Dalla terra, la memoria completamente perduta di imponenti resti archeologici trova nuova luce grazie ad un team multidisciplinare di professionisti e ricercatori. Si tratta di un anfiteatro a tre ordini di gradinate (circa 82 x 64 metri) realizzato nella vallecola prossima alla celebre Porta Diana, non lontano dal teatro romano e lungo il percorso probabilmente di una antica via etrusca, successivamente ricalcato dal Cardo della colonia romana.

Il 15 novembre scorso si sono concluse le attività di scavo archeologico dell’anfiteatro di Volterra sotto la direzione scientifica di Elena Sorge, archeologa e funzionaria della Soprintendenza Archeologia Belle Arti e Paesaggio per le province di Pisa e Livorno (SABAP PI-LI), scoperto cinque anni fa, nel 2015, durante l’inizio di alcuni interventi di archeologia preventiva.

Un evento straordinario che non accadeva da circa mezzo secolo, in cui si scava un anfiteatro per intero con le moderne metodologie d’indagine stratigrafica. Una scoperta che ha sorpreso gli studiosi e apre il dibattito sull’effettiva importanza di Volterra in epoca romana.

Dalla terra, la memoria completamente perduta di questi imponenti resti trova nuova luce grazie ad un team multidisciplinare di professionisti e ricercatori. Si tratta di un anfiteatro a tre ordini di gradinate (circa 82 x 64 metri) realizzato nella vallecola prossima alla celebre Porta Diana, non lontano dal teatro romano e lungo il percorso probabilmente di una antica via etrusca, successivamente ricalcato dal Cardo della colonia romana.

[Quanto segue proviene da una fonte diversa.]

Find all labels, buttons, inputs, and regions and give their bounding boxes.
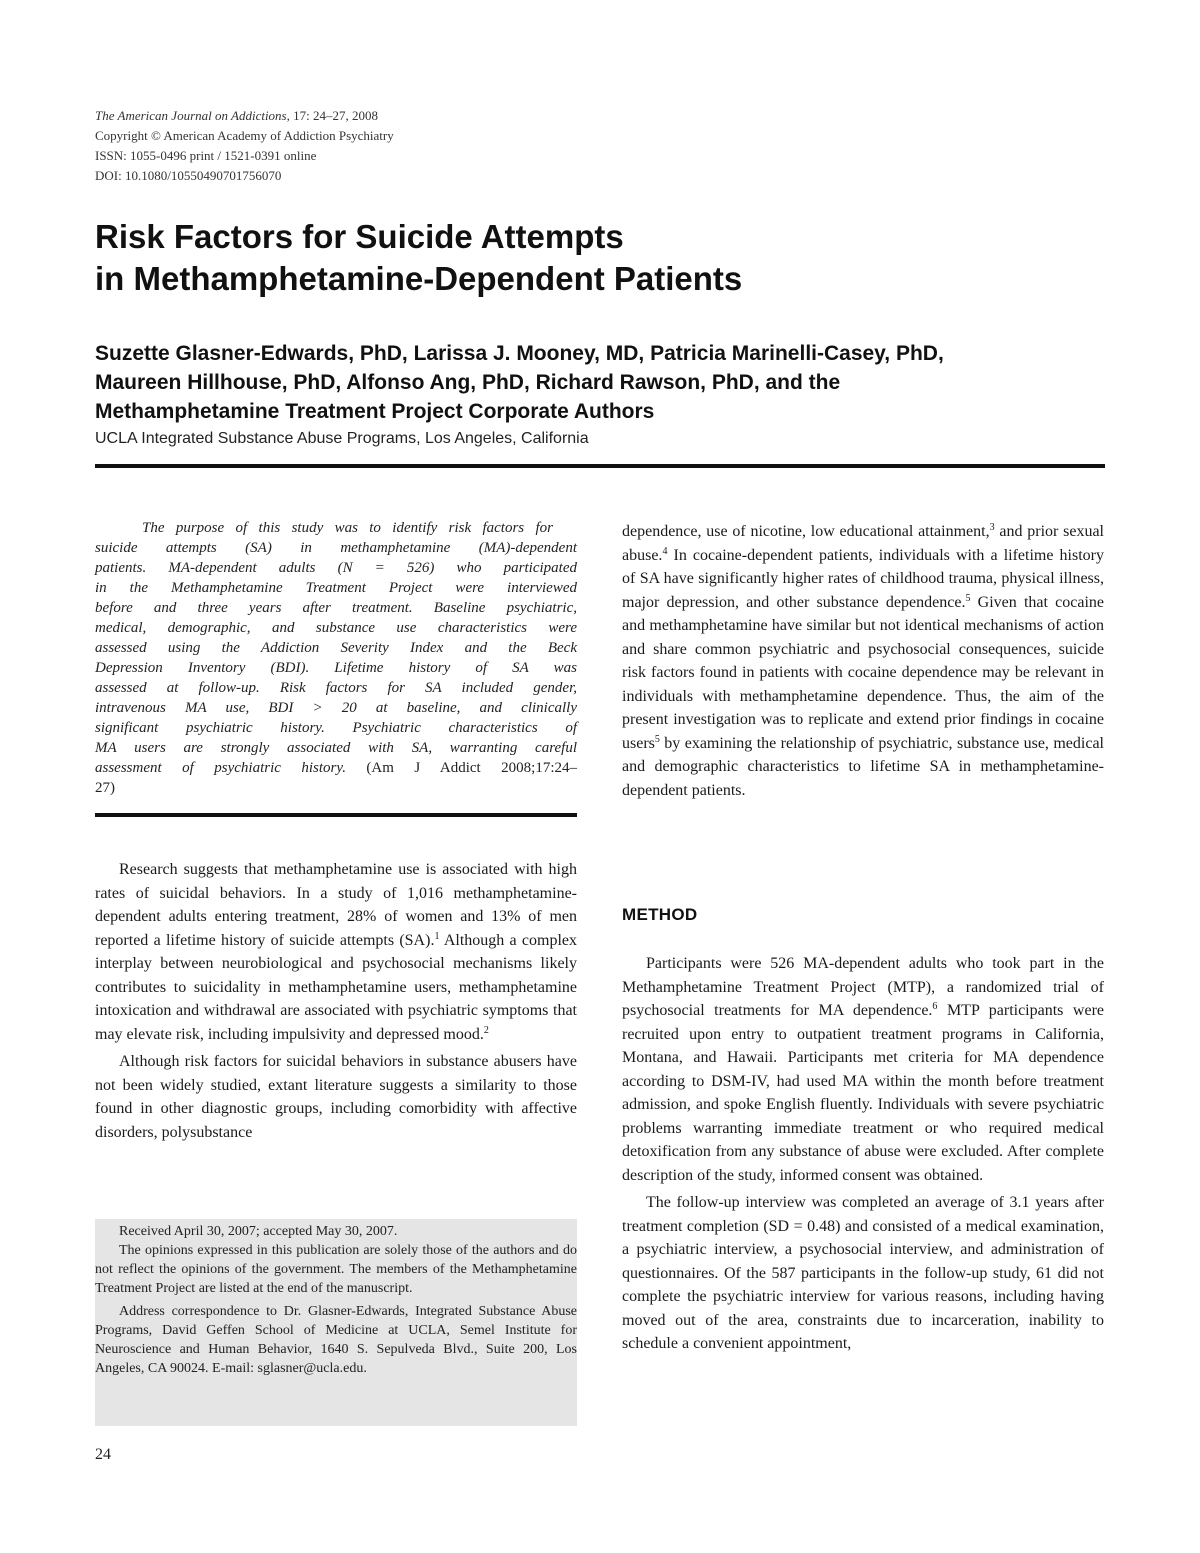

Proprio perché lo scavo risulta un’attività per sua natura distruttiva, il rilievo archeologico, svolto per tutto il periodo dell’indagine archeologica, rappresenta il principale mezzo di documentazione del manufatto.

A dare il proprio contributo, per uno studio dettagliato dei ritrovamenti, il CNR ISPC di Firenze ha seguito e realizzato il progetto di rilievo digitale del monumento.

La campagna di rilievo è stata realizzata dal ricercatore CNR ISPC di Firenze Giorgio Franco Pocobelli, applicando le tecniche di restituzione fotogrammetrica e l’uso di software di modellazione 3D (Structure from Motion). Collimando punti topografici georeferenziati con stazione totale o GPS e applicando i principi della stereoscopia, è possibile ottenere un modello a nuvola di punti geometricamente corretto, mantenendo il cromatismo fotografico.

La collaborazione con il consorzio C4 Basso Valdarno e il CNR di Pisa – Servizio Fly & Sense, per l’utilizzo di piattaforme SAPR, e con Paolo Nannini della Soprintendenza Archeologia Belle Arti e Paesaggio per le province di Siena, Grosseto e Arezzo (SABAP SI-GR-AR) con il pallone frenato, ha permesso di realizzare modelli digitali con immagini ottenute da voli a bassa quota di 15-20 metri.

Lo scavo ha permesso di evidenziare varie fasi di frequentazione dopo l’abbandono dell’edificio, che allo stato attuale delle conoscenze – il materiale è ancora in corso di studio – sembra avvenuto nel corso del IV secolo d.C.: le tracce di focolai e i solchi di aratro individuati a quote differenti per il progressivo innalzamento dell’interro naturale ne sono la testimonianza.

La campagna di scavo si conclude con numerosi ed interessanti scoperte, tra le quali merita menzionare il ritrovamento delle gallerie voltate, in perfetto stato di conservazione, che permettevano agli spettatori di accedere ai differenti ordini di gradinate e che verranno indagate nella prossima campagna archeologica e l’ingresso settentrionale all’anfiteatro sotto al quale corre un ampio cunicolo di 4 piedi romani (1,20 m), la cui funzione verrà chiarita con la prosecuzione delle indagini.